In what ways can a medical practitioner use the placebo effect on patients in order to ensure the best outcome? Would it be ethical to strongly support a treatment that might just have mediocre results to a patient in order to get the most robust placebo response possible? I can see this backfiring in a case where the patient doesn’t show great improvement and then the patient-clinician relationship is damaged. What would the furthest extent, as far as implications and language use, be of using the placebo effect on a patient?
Kaptchuk, in his article “The placebo effect in alternative medicine” implies that the clear diagnosis of alternative medicine, whether or not it is an accurate diagnosis, gives patients participating in alternative medicine a larger placebo response as compared to conventional medicine. In what ways do you think a medical practitioner can use this information to better treat their patients?
Yeah, active debate is the understatement of the century. I personally think (and hope) we will see a semantic shift away from placebo response and towards contextual factors over the next few years. The truth is the response is multifactorial and often knowing (or just being aware of) those factors can help strengthen the response. Things like building a therapeutic alliance, possessing clinical equipoise in your treatment paradigm, and motivational interviewing all have some place in eliciting the response.
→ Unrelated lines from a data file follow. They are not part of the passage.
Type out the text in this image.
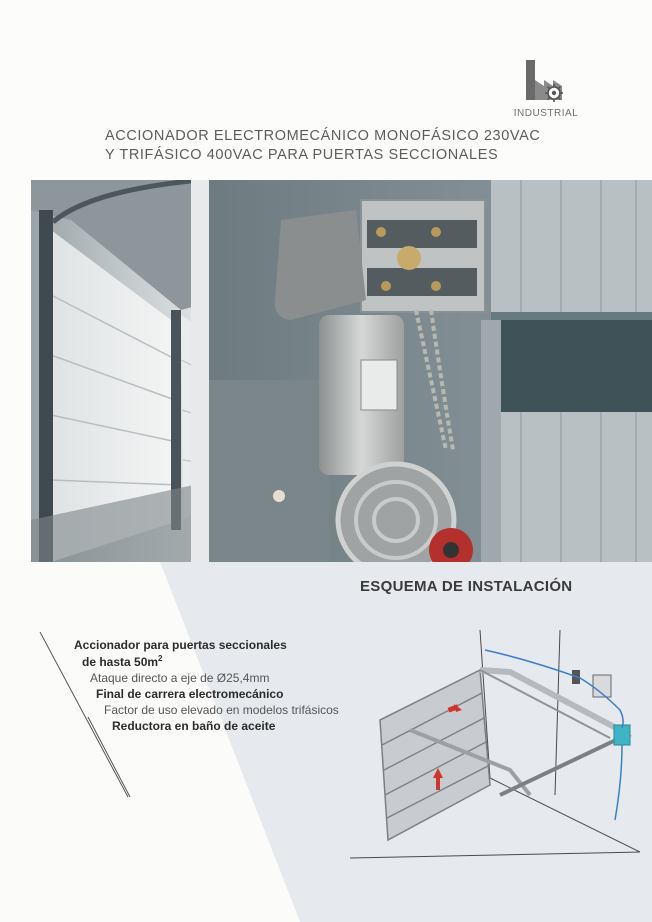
INDUSTRIAL
ACCIONADOR ELECTROMECÁNICO MONOFÁSICO 230VAC
Y TRIFÁSICO 400VAC PARA PUERTAS SECCIONALES
ESQUEMA DE INSTALACIÓN
Accionador para puertas seccionales
de hasta $50m^2$
Ataque directo a eje de Ø25,4mm
Final de carrera electromecánico
Factor de uso elevado en modelos trifásicos
Reductora en baño de aceite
If you are working towards maximizing those variables, it is hard to argue that it is just a general placebo response. The key when it comes to issues like equipoise is being able to have absolute faith in what you’re doing, mixed with a profound uncertainty of your method. This is more of a paradox than a placebo effect in my opinion. Keith Waldron, speaking at the San Diego Pain Summit last weekend summed this up better than anyone I have ever heard when he said “consider all that might be possible. Then do your damndest to not be an asshole to your patient.” I’m contemplating getting that crocheted for the back office at work.